The end of mega-mergers is likely good news for BlackRock clients. Industry experts wonder if some of BlackRock's recent issues, particularly the questions regarding energy fund manager Rice, stem from failures in oversight due to the big mergers in recent years.
Rice left in the wake of a potential conflict of interest that involved his family business. The energy mutual funds Rice had co-managed at BlackRock increased their holdings in Alpha Natural Resources ANR.N after that company formed a joint venture with a unit of a natural gas drilling company founded by Rice.
"It is hard to explain how if they knew about (the Rice situation), they were okay with it," said Russ Kinnel, director of mutual fund research at Morningstar. "The mergers may have left some gaps in their compliance."
Doll, who joined BlackRock in 2006 when it acquired Merrill Lynch's money management unit, will retire at the end of June.
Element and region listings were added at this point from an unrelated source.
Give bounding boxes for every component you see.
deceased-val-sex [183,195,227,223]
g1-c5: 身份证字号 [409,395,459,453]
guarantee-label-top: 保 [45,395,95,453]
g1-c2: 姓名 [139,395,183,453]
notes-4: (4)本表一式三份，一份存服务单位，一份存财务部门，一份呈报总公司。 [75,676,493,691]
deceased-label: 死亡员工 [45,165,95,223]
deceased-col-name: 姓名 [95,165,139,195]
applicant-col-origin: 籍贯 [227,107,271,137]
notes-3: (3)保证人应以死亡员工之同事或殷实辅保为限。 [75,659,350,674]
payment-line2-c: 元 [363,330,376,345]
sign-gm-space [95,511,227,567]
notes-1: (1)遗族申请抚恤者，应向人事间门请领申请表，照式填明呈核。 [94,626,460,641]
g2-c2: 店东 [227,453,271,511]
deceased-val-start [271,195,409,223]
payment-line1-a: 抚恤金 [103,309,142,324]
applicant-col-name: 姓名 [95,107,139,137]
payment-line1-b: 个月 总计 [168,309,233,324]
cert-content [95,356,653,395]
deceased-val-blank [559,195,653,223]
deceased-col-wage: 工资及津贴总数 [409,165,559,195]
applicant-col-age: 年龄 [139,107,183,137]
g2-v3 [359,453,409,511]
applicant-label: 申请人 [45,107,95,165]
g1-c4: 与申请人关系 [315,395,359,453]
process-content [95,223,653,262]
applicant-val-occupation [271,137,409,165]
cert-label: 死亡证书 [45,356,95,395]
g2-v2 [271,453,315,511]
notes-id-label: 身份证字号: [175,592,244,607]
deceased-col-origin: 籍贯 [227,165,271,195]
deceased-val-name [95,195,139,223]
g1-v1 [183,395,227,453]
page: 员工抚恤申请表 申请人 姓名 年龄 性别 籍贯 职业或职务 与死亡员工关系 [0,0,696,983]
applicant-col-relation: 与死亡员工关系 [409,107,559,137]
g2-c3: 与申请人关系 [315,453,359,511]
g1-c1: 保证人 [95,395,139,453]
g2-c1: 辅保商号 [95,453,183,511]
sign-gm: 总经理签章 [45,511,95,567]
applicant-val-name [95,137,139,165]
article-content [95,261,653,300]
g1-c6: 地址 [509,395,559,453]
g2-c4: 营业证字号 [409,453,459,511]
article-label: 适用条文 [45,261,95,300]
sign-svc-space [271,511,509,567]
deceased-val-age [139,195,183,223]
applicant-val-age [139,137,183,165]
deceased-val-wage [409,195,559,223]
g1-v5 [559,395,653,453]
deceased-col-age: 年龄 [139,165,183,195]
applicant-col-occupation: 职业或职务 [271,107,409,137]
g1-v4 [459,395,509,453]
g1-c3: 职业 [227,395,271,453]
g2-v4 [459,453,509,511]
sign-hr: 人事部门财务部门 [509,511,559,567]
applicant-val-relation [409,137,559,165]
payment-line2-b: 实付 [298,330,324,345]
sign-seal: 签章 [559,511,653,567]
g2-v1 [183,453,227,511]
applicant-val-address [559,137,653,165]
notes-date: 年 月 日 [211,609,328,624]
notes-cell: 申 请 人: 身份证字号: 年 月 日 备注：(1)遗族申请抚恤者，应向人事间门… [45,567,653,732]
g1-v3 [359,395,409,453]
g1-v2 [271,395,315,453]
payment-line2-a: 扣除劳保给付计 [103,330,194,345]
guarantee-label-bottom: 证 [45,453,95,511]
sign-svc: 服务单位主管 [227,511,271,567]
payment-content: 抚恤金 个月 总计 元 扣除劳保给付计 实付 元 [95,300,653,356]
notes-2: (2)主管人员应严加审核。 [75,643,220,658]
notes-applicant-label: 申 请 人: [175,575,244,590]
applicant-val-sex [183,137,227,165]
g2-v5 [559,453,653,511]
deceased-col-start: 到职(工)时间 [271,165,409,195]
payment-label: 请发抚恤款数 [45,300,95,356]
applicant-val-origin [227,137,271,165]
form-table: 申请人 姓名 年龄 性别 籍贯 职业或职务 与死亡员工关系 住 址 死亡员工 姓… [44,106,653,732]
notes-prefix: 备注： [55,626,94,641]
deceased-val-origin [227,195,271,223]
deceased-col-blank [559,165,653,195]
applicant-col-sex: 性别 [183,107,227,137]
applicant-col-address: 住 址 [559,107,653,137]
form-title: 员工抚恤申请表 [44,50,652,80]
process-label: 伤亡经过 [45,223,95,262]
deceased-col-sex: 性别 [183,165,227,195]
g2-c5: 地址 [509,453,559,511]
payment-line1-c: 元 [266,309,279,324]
In January, BlackRock removed language from the prospectus of Doll's funds stating that they used "proprietary" quantitative investment models, instead saying the models came from "third-party research firms.
And two of Doll's three funds, BlackRock's Large Cap Core Fund (MCLRX.O) and Large Cap Value Fund (MALVX.O), have trailed the performance of the vast majority of similar funds over the past three years.
BlackRock CEO Fink has a history of moving on quickly when fund managers disappoint.
"We're very confident in Larry Fink," said Macrae Sykes, an analyst at Gabelli & Co in Rye, New York. "He will swiftly and appropriately address any issues with underperformance or reputational risk."
"Compliance and reputational care are very, very important to BlackRock," BlackRock spokeswoman Collins said.
The recent string of departures may concern financial advisers who work with BlackRock, Kinnel said. BlackRock has said it wants to double its retail mutual fund business to $600 billion by the end of 2014, largely by targeting registered investment advisers.
"It's not yet to the point where this will send advisers fleeing, but it doesn't give you a particularly good feeling," Kinnel said.